Resource honesty (local-first)

Fully cloud-free autonomy above L1 is not realistic on a ~4GB local model profile: planning, architecture, and ambiguity exceed small-model capability.

Level band Realistic local-first posture
L0–L1 Achievable with deterministic routing + local worker + verify/repair
L2–L3 Often needs ROI-gated escalation to a larger model or human at pivots
L4+ Requires explicit human gates (ADR, go/no-go, strategic checkpoints) regardless of model

The realistic operating mode is local-first with ROI-gated escalation. Track escalation rate over time; it should fall as capability cards and deterministic scaffolds improve. See Respecting resources.

Wizard alignment (planning intent)

The Blueprints Wizard in Forge Lenses captures planning-time autonomy separately from runtime loops. The AutonomyLevel enum includes l0_analyst, l1_drafter, l2_stage_autopilot, and l3_goal_autopilot, with MutationPolicy describing how far downstream automation may edit artifacts.

Wizard policies inform prompts and downstream automation; they do not silently apply upstream edits. Persisted session policies should match the ladder level you intend for execution. Full Wizard ↔ execution mapping: Platform autonomy levels hub.

Forge Dark Factory (PoC reference implementation)

Forge Dark Factory is the current PoC reference implementation for bounded autonomous coding—not a production Platform submodule.

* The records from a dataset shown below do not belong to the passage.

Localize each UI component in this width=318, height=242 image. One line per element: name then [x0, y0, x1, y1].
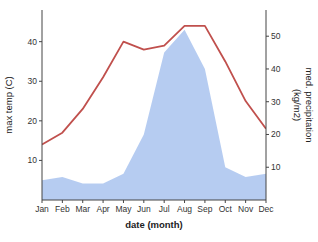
x-tick	[82, 200, 83, 203]
x-tick-label: Apr	[96, 204, 109, 214]
x-tick-label: Aug	[177, 204, 192, 214]
y2-tick-label: 30	[271, 97, 281, 107]
y2-tick	[266, 101, 269, 102]
y-tick	[39, 120, 42, 121]
x-tick	[266, 200, 267, 203]
x-tick	[62, 200, 63, 203]
x-tick-label: May	[115, 204, 132, 214]
y2-axis-label-line: (kg/m2)	[292, 89, 303, 121]
x-axis-label: date (month)	[125, 219, 183, 230]
y-tick	[39, 160, 42, 161]
x-axis-line	[42, 200, 266, 201]
x-tick	[42, 200, 43, 203]
y-tick-label: 10	[28, 155, 38, 165]
x-tick-label: Feb	[55, 204, 70, 214]
x-tick	[103, 200, 104, 203]
y2-axis-line	[266, 10, 267, 200]
y2-tick-label: 50	[271, 31, 281, 41]
y-tick-label: 20	[28, 116, 38, 126]
x-tick	[143, 200, 144, 203]
y2-axis-label-line: med. precipitation	[304, 68, 315, 143]
area	[42, 30, 266, 200]
x-tick-label: Mar	[75, 204, 90, 214]
y2-tick-label: 40	[271, 64, 281, 74]
y-tick	[39, 41, 42, 42]
y2-tick	[266, 134, 269, 135]
line	[42, 26, 266, 145]
y2-tick	[266, 167, 269, 168]
x-tick	[225, 200, 226, 203]
y-tick-label: 40	[28, 37, 38, 47]
x-tick	[184, 200, 185, 203]
x-tick-label: Oct	[219, 204, 233, 214]
marks	[42, 26, 266, 200]
y-tick-label: 30	[28, 76, 38, 86]
x-tick-label: Dec	[258, 204, 274, 214]
y2-axis-label: med. precipitation(kg/m2)	[292, 68, 314, 143]
y2-tick	[266, 36, 269, 37]
y2-tick	[266, 68, 269, 69]
x-tick-label: Jun	[137, 204, 151, 214]
x-tick	[245, 200, 246, 203]
y-axis-label: max temp (C)	[3, 76, 14, 134]
x-tick-label: Nov	[238, 204, 254, 214]
x-tick	[204, 200, 205, 203]
y-tick	[39, 81, 42, 82]
y-axis-line	[42, 10, 43, 200]
chart: Jan Feb Mar Apr May Jun Jul Aug Sep Oct Nov Dec 10 20…	[0, 0, 318, 242]
y2-tick-label: 20	[271, 129, 281, 139]
x-tick	[123, 200, 124, 203]
x-tick-label: Sep	[197, 204, 212, 214]
x-tick-label: Jul	[159, 204, 170, 214]
y2-tick-label: 10	[271, 162, 281, 172]
x-tick-label: Jan	[35, 204, 49, 214]
x-tick	[164, 200, 165, 203]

Forge Dark Factory bounded execution loop: classify, route, context, plan, draft, apply, verify, proof, trace, escalate

The governed loop for L1–L3. Verify failures trigger bounded repair; ambiguity or budget exhaustion escalates to a human, who still approves the branch or merge.

Aspect PoC scope today
Target autonomy L1–L3 demonstrated (function, change-set, use-case slice); see worked examples
Loop Classify → route → context → plan → draft → apply → verify → repair → proof → dual-wiki trace → escalate
Dependencies forge-lcdl (patch units, verify, repair, proof); forge-workcells (optional local worker)
Trace Machine record (M) + generated human narrative (H) with freeze gate
Routing Deterministic Cynefin × t-shirt × value; decompose before cloud/human escalate

Do not treat Dark Factory as compliance-ready or as permission for unsupervised push/deploy. It demonstrates how the ladder and respecting resources rules compose in code.

What we do not claim

  • No unsupervised push/deploy — Git workflow and release decisions remain human-gated unless your org explicitly automates them with separate policy.
  • No compliance-ready autonomy — The ladder is engineering governance, not a certification.
  • No “fully autonomous” delivery — Even L8 assumes mission definition by humans; intermediate levels add explicit gates.
  • Escalation is expected — Especially for architecture, security, and ambiguous work; a low escalation rate is a goal, not a guarantee on day one.